In the end, the Court deems it proper to note that an ejectment case, such as the forcible entry complaint filed before the MCTC below, is a summary proceeding designed to provide expeditious means to protect the actual possession or the right to possession of the property involved. The sole question for resolution in the case is the physical or material possession (possession de facto) of the property in question, and neither a claim of juridical possession (possession de jure) nor an averment of ownership by the defendant can outrightly deprive the trial court from taking due cognizance of the case. Hence, even if the question of ownership is raised in the pleadings, the court may pass upon the issue but only to determine the question of possession especially if the question of ownership is inseparably linked with the question of possession.

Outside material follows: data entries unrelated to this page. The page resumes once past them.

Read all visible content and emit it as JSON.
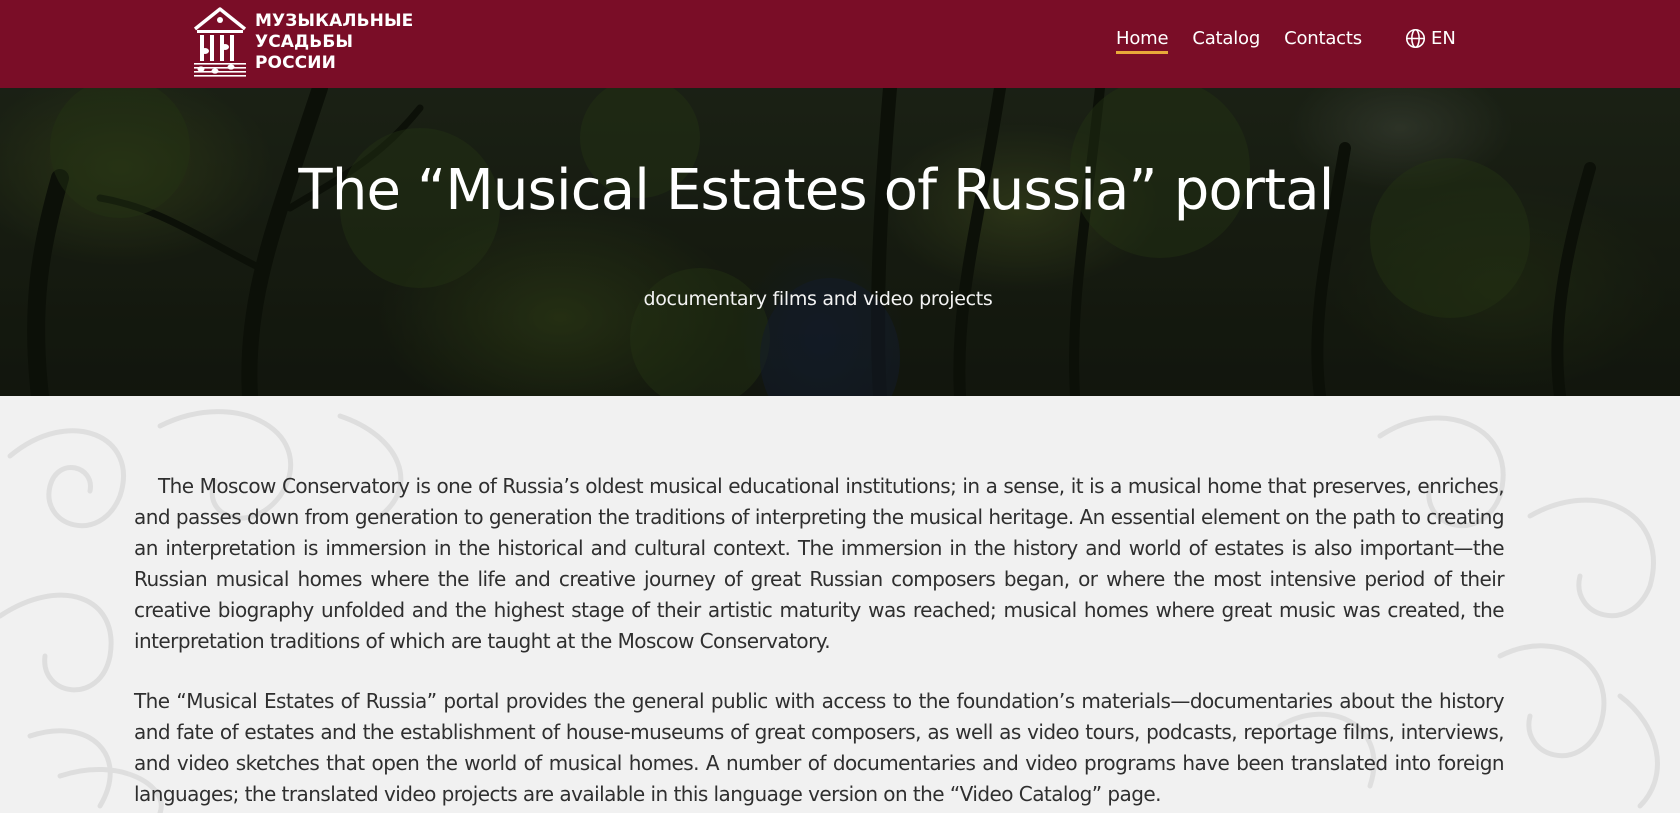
{
  "header": {
    "logo": {
      "line1": "МУЗЫКАЛЬНЫЕ",
      "line2": "УСАДЬБЫ",
      "line3": "РОССИИ"
    },
    "nav": [
      {
        "label": "Home",
        "active": true
      },
      {
        "label": "Catalog",
        "active": false
      },
      {
        "label": "Contacts",
        "active": false
      }
    ],
    "language": {
      "icon": "globe-icon",
      "label": "EN"
    }
  },
  "hero": {
    "title": "The “Musical Estates of Russia” portal",
    "subtitle": "documentary films and video projects"
  },
  "content": {
    "paragraphs": [
      "The Moscow Conservatory is one of Russia’s oldest musical educational institutions; in a sense, it is a musical home that preserves, enriches, and passes down from generation to generation the traditions of interpreting the musical heritage. An essential element on the path to creating an interpretation is immersion in the historical and cultural context. The immersion in the history and world of estates is also important—the Russian musical homes where the life and creative journey of great Russian composers began, or where the most intensive period of their creative biography unfolded and the highest stage of their artistic maturity was reached; musical homes where great music was created, the interpretation traditions of which are taught at the Moscow Conservatory.",
      "The “Musical Estates of Russia” portal provides the general public with access to the foundation’s materials—documentaries about the history and fate of estates and the establishment of house-museums of great composers, as well as video tours, podcasts, reportage films, interviews, and video sketches that open the world of musical homes. A number of documentaries and video programs have been translated into foreign languages; the translated video projects are available in this language version on the “Video Catalog” page."
    ]
  },
  "colors": {
    "header_bg": "#7a0d27",
    "nav_active_underline": "#e9a93a",
    "content_bg": "#f1f1f1",
    "body_text": "#2f2f2f"
  }
}
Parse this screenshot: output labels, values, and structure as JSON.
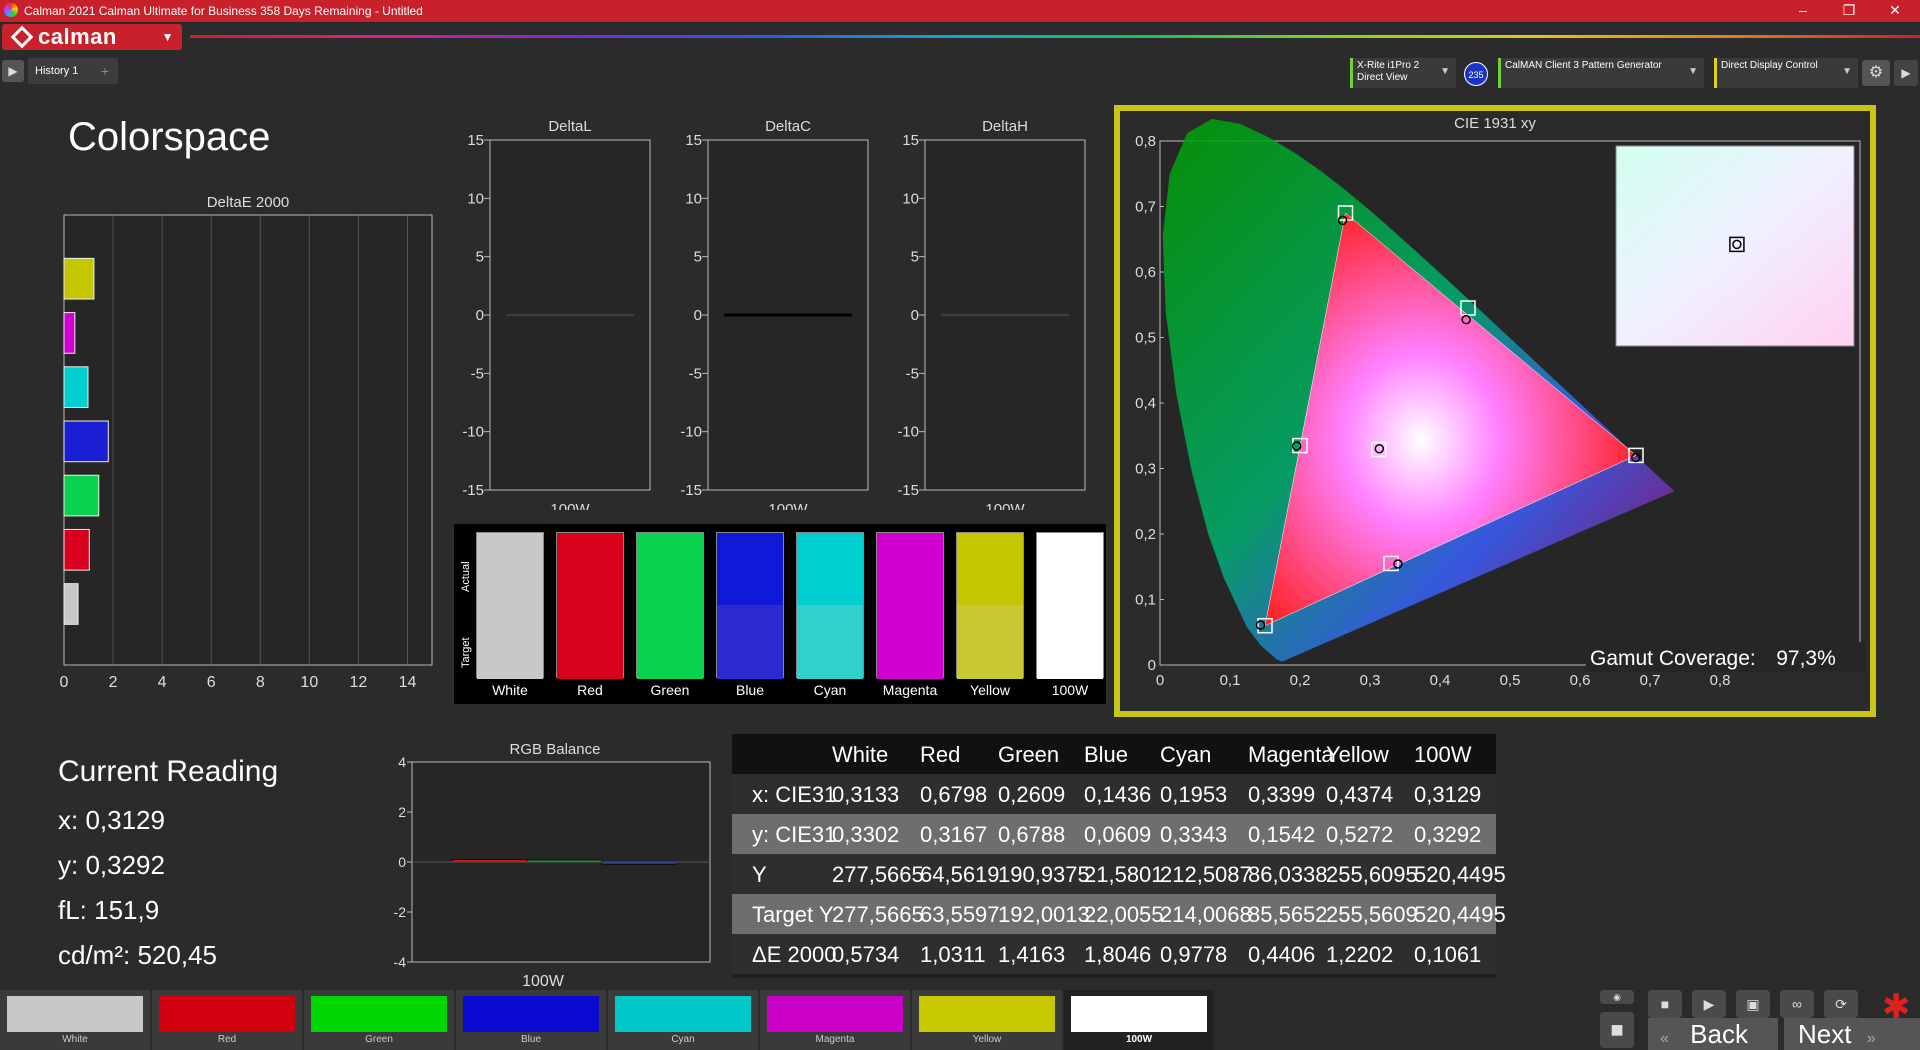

The adjudication of ownership in that instance, however, is merely provisional, and will not bar or prejudice an action between the same parties involving the title to the property.[24]

WHEREFORE, premises considered, the instant petition is DENIED. The assailed Decision dated July 28, 2016 and the Resolution dated October 10, 2016 of the Court of Appeals in CA-G.R. CV No. 03481- MIN are AFFIRMED.

SO ORDERED.

Leonen, A. Reyes, Jr.,* Gesmundo, and J. Reyes, Jr., JJ., concur.


* Designated additional member per Special Order No. 2588 dated August 28, 2018.

[1] Penned by Associate Justice Maria Filomena D. Singh, with Associate Justices Edgardo A. Camello and Perpetua T. Atal-PaƱo, concurring; rollo, pp. 22-34.

[2] Id. at 40-42.

[3] Penned by Judge Roberto L. Ayco; id. at 43-53.

[4] Rollo, pp. 23-24.

[5] Id. at 24-25.

[6] Id. at 25.

[7] Id. at 26.

[8] Id.

[9] Id. at 27.

[10] Id. at 50-51. (Emphasis supplied)

[11] Id. at 31.

[12] Id. at 32-33.

[13] Id. at 41.

[14] Pinasukan Seafood House, Roxas Blvd.,, Inc. v. Far East Bank & Trust Company (now Bank of the Philippine Islands), et al., 725 Phil. 19, 31 (2014).

[15] Id. at 32.

[16] Id.

[17] Veneracion v. Mancilla, et al., 528 Phil. 309, 325 (2006).

[18] Id.

[19] Regalado v. De La Pena, et al., G.R. No. 202448, December 13, 2017.

[20] Antonino v. Register of Deeds of Makati City, 688 Phil. 527, 540 (2012), citing Tolentino v. Judge Leviste, 485 Phil. 661, 674 (2004).

[21] Pinasukan Seafood House, Roxas Blvd., Inc. v. Far East Bank &  Trust Company (now Bank of the Philippine Islands), supra note 14, at 33.

[22] Id. at 37.

[23] Id.

[24] Quijano v. Atty. Amante, 745 Phil. 40, 48-49 (2014).